Is this overkill? Is there some reason that this is a bad idea?


----------



## Sylvain (Jul 23, 2011)

I would think 5/8 thickness where the dado is, is good enough and the rest will still be 1 1/4. The apron's purpose is to stop left-right raking.

Why so much planning?
I would not have done it before gluing.
It is a workbench, it doesn't have to be planed to furniture grade 
Certainly not the inside face that will not be seen by anyone.

Of course if you intend to use holdfast in the apron, you could double it on the all surface of the (front) apron.
Use plenty of screws to clamp boards together , remove when the glue is dry.

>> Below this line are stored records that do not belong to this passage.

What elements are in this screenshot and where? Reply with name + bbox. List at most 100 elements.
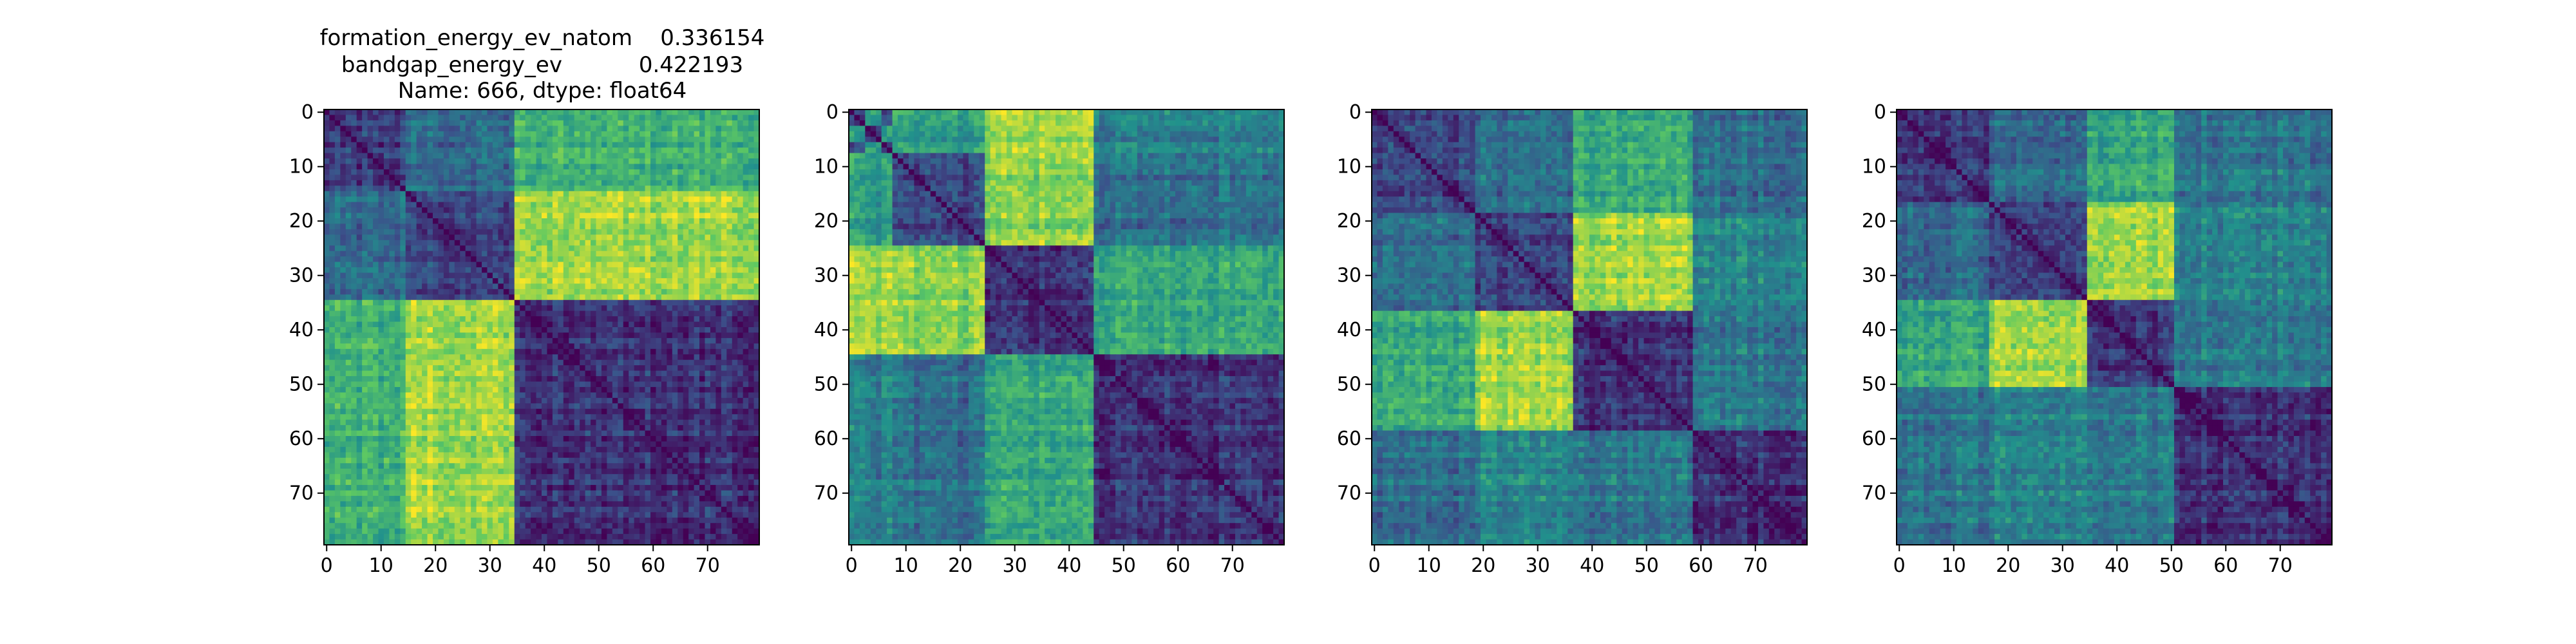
heatmap-cell <box>656 251 661 257</box>
heatmap-cell <box>460 289 466 295</box>
heatmap-cell <box>748 251 754 257</box>
heatmap-cell <box>406 223 412 229</box>
heatmap-cell <box>574 126 580 131</box>
heatmap-cell <box>379 322 384 328</box>
heatmap-cell <box>428 164 433 170</box>
heatmap-cell <box>591 213 596 219</box>
heatmap-cell <box>558 218 564 224</box>
heatmap-cell <box>629 158 634 164</box>
heatmap-cell <box>324 202 330 208</box>
heatmap-cell <box>699 392 705 398</box>
heatmap-cell <box>460 305 466 311</box>
heatmap-cell <box>607 431 612 437</box>
heatmap-cell <box>618 229 623 235</box>
heatmap-cell <box>417 447 422 453</box>
heatmap-cell <box>710 420 716 426</box>
heatmap-cell <box>639 376 645 382</box>
heatmap-cell <box>732 126 738 131</box>
heatmap-cell <box>585 251 591 257</box>
heatmap-cell <box>591 332 596 338</box>
heatmap-cell <box>526 354 531 360</box>
heatmap-cell <box>612 223 618 229</box>
heatmap-cell <box>329 115 335 120</box>
heatmap-cell <box>531 365 536 371</box>
heatmap-cell <box>471 338 477 344</box>
heatmap-cell <box>612 213 618 219</box>
heatmap-cell <box>705 164 711 170</box>
heatmap-cell <box>335 392 341 398</box>
heatmap-cell <box>639 343 645 349</box>
heatmap-cell <box>389 137 395 142</box>
heatmap-cell <box>639 169 645 175</box>
heatmap-cell <box>335 431 341 437</box>
heatmap-cell <box>585 322 591 328</box>
heatmap-cell <box>329 131 335 137</box>
heatmap-cell <box>618 142 623 148</box>
heatmap-cell <box>340 403 346 409</box>
heatmap-cell <box>460 256 466 262</box>
heatmap-cell <box>324 234 330 240</box>
heatmap-cell <box>661 147 667 153</box>
heatmap-cell <box>346 343 352 349</box>
heatmap-cell <box>417 262 422 268</box>
heatmap-cell <box>737 191 743 197</box>
heatmap-cell <box>411 120 417 126</box>
heatmap-cell <box>324 387 330 393</box>
heatmap-cell <box>645 441 651 447</box>
heatmap-cell <box>417 441 422 447</box>
heatmap-cell <box>357 332 363 338</box>
heatmap-cell <box>694 207 700 213</box>
heatmap-cell <box>373 131 379 137</box>
heatmap-cell <box>623 436 629 442</box>
heatmap-cell <box>553 153 558 159</box>
heatmap-cell <box>444 360 450 366</box>
heatmap-cell <box>732 207 738 213</box>
heatmap-cell <box>748 300 754 306</box>
heatmap-cell <box>721 354 727 360</box>
heatmap-cell <box>329 229 335 235</box>
heatmap-cell <box>466 371 471 377</box>
heatmap-cell <box>411 202 417 208</box>
heatmap-cell <box>667 256 672 262</box>
heatmap-cell <box>683 387 689 393</box>
heatmap-cell <box>395 240 401 246</box>
heatmap-cell <box>477 283 482 289</box>
heatmap-cell <box>607 213 612 219</box>
heatmap-cell <box>368 354 374 360</box>
heatmap-cell <box>411 191 417 197</box>
heatmap-cell <box>639 185 645 191</box>
heatmap-cell <box>417 131 422 137</box>
heatmap-cell <box>351 349 357 355</box>
heatmap-cell <box>433 207 439 213</box>
heatmap-cell <box>721 273 727 279</box>
heatmap-cell <box>351 343 357 349</box>
heatmap-cell <box>677 213 683 219</box>
heatmap-cell <box>411 425 417 431</box>
heatmap-cell <box>607 175 612 180</box>
heatmap-cell <box>536 175 542 180</box>
heatmap-cell <box>411 115 417 120</box>
heatmap-cell <box>721 218 727 224</box>
heatmap-cell <box>553 392 558 398</box>
heatmap-cell <box>433 223 439 229</box>
heatmap-cell <box>677 365 683 371</box>
heatmap-cell <box>639 322 645 328</box>
heatmap-cell <box>488 387 493 393</box>
heatmap-cell <box>536 267 542 273</box>
heatmap-cell <box>683 175 689 180</box>
heatmap-cell <box>623 256 629 262</box>
heatmap-cell <box>428 420 433 426</box>
heatmap-cell <box>585 420 591 426</box>
heatmap-cell <box>324 398 330 404</box>
heatmap-cell <box>629 409 634 415</box>
heatmap-cell <box>645 245 651 251</box>
heatmap-cell <box>634 376 640 382</box>
heatmap-cell <box>607 387 612 393</box>
heatmap-cell <box>536 349 542 355</box>
heatmap-cell <box>623 371 629 377</box>
heatmap-cell <box>531 153 536 159</box>
heatmap-cell <box>656 153 661 159</box>
heatmap-cell <box>368 267 374 273</box>
heatmap-cell <box>661 164 667 170</box>
heatmap-cell <box>357 403 363 409</box>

edit: the apron on mine is only 1 1/8 thick, (3/4 where the dado is which gives a 3/8 dado) . The workbench is rock solid.
So there is some flexibility in the dimensions.


----------



## Malone (Sep 15, 2012)

I'm very new to hand-tool woodworking, so I probably over-planed due to inefficient technique and also due to the fact that one of my boards developed a little bit of twist after the initial planing, so I went back and took a little more off to correct that.

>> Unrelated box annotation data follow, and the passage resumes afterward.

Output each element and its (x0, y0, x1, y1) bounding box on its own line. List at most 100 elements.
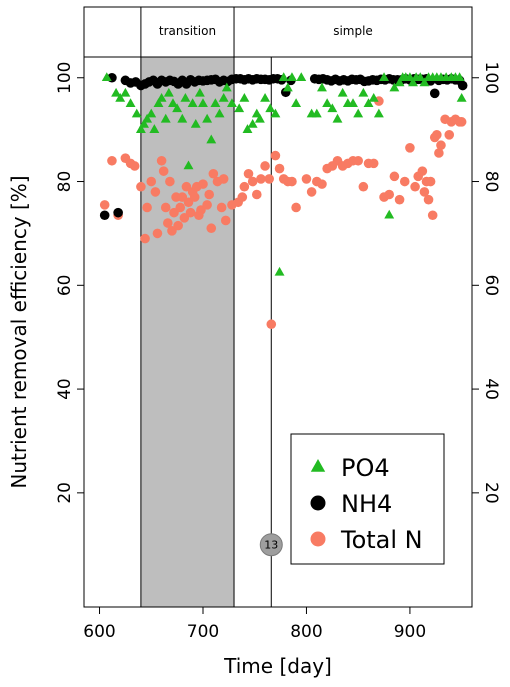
data-point (160, 113, 171, 123)
data-point (337, 87, 348, 97)
data-point (278, 72, 289, 82)
data-point (173, 220, 183, 231)
x-axis-label: Time [day] (223, 654, 332, 678)
data-point (111, 87, 122, 97)
data-point (399, 176, 410, 187)
data-point (454, 72, 465, 82)
data-point (202, 200, 212, 210)
data-point (139, 118, 149, 128)
data-point (206, 134, 217, 144)
data-point (129, 161, 140, 171)
legend-marker-po4 (310, 459, 326, 472)
data-point (220, 215, 231, 226)
data-point (202, 113, 213, 123)
data-point (410, 181, 420, 192)
data-point (216, 202, 227, 213)
data-point (187, 98, 198, 107)
data-point (237, 192, 248, 202)
data-point (306, 187, 317, 197)
data-point (427, 210, 438, 221)
data-point (99, 200, 110, 210)
data-point (177, 113, 188, 123)
data-point (113, 207, 123, 218)
data-point (405, 143, 415, 153)
marker-badge-label: 13 (264, 539, 278, 552)
data-point (270, 150, 281, 161)
data-point (227, 98, 237, 107)
data-point (429, 88, 440, 99)
data-point (415, 72, 426, 82)
data-point (274, 266, 285, 276)
x-tick-label: 700 (187, 622, 219, 642)
data-point (146, 108, 157, 118)
x-tick-label: 900 (394, 622, 426, 642)
data-point (373, 108, 384, 118)
data-point (322, 98, 333, 107)
series-total-n (99, 96, 467, 330)
data-point (206, 223, 217, 234)
axis-layer: transition simple 20 20 40 40 60 60 80 80 100 100 60… (7, 6, 501, 678)
data-point (163, 218, 173, 228)
data-point (218, 93, 229, 102)
legend-marker-nh4 (310, 495, 326, 511)
data-point (254, 113, 265, 123)
data-point (152, 228, 163, 239)
phase-layer (140, 57, 235, 607)
data-point (165, 176, 175, 187)
data-point (274, 163, 285, 174)
legend-label-total-n: Total N (340, 526, 423, 554)
data-point (247, 176, 258, 187)
data-point (150, 187, 161, 197)
data-point (417, 166, 428, 176)
data-point (456, 93, 467, 102)
data-point (175, 202, 186, 213)
data-point (436, 140, 446, 151)
data-point (291, 202, 301, 213)
data-point (101, 72, 112, 82)
data-point (358, 181, 369, 192)
data-point (456, 117, 467, 127)
data-point (172, 103, 183, 113)
y-tick-label-right: 80 (481, 171, 501, 193)
data-point (99, 210, 110, 221)
data-point (423, 194, 434, 205)
data-point (384, 189, 395, 200)
data-point (419, 187, 430, 197)
data-point (210, 98, 221, 107)
data-point (353, 108, 364, 118)
data-point (332, 113, 343, 123)
data-point (153, 98, 164, 107)
y-tick-label-left: 100 (55, 62, 75, 94)
data-point (301, 174, 312, 184)
data-point (156, 93, 167, 102)
data-point (432, 130, 442, 140)
data-point (149, 124, 160, 133)
data-point (265, 103, 276, 113)
y-tick-label-right: 60 (481, 274, 501, 296)
data-point (363, 98, 374, 107)
x-tick-label: 600 (83, 622, 115, 642)
y-tick-label-left: 60 (55, 274, 75, 296)
data-point (419, 77, 430, 87)
data-point (239, 93, 250, 102)
data-point (142, 113, 153, 123)
data-point (394, 194, 405, 205)
data-point (120, 87, 131, 97)
data-point (194, 87, 205, 97)
data-point (317, 179, 327, 189)
data-point (389, 171, 400, 182)
data-point (160, 202, 171, 213)
legend-marker-total-n (310, 531, 326, 547)
data-point (158, 166, 169, 176)
y-tick-label-left: 80 (55, 171, 75, 193)
plot-frame (83, 56, 473, 608)
data-point (190, 118, 201, 128)
data-point (198, 98, 208, 107)
data-point (311, 108, 322, 118)
data-point (282, 82, 293, 92)
series-po4 (101, 72, 467, 276)
data-point (107, 155, 117, 166)
data-point (264, 174, 275, 184)
y-axis-label: Nutrient removal efficiency [%] (7, 175, 31, 488)
y-tick-label-right: 40 (481, 378, 501, 400)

Thanks a lot, Sylvain, for your helpful input. It makes me feel a lot more confident as I proceed.


----------



## SMP (Aug 29, 2018)

I believe in europe a lot of their sizes are different, so 2x in UK is thicker than ours.

I think that 5/8 at the joint will be fine. Like mentioned as long as that apron keeps it from racking and still has the weight to not move around on you it will be fine. The benefit of thicker wood on hand tool benches is just the mass of keeping it in place. Paul doesn't use his apron like a lot of traditional woodworkers do, he actually puts a drawer in it etc. If you do decide to use holdfasts and its to thin you can just glue a scrap behind and drill the hole through both pieces.


----------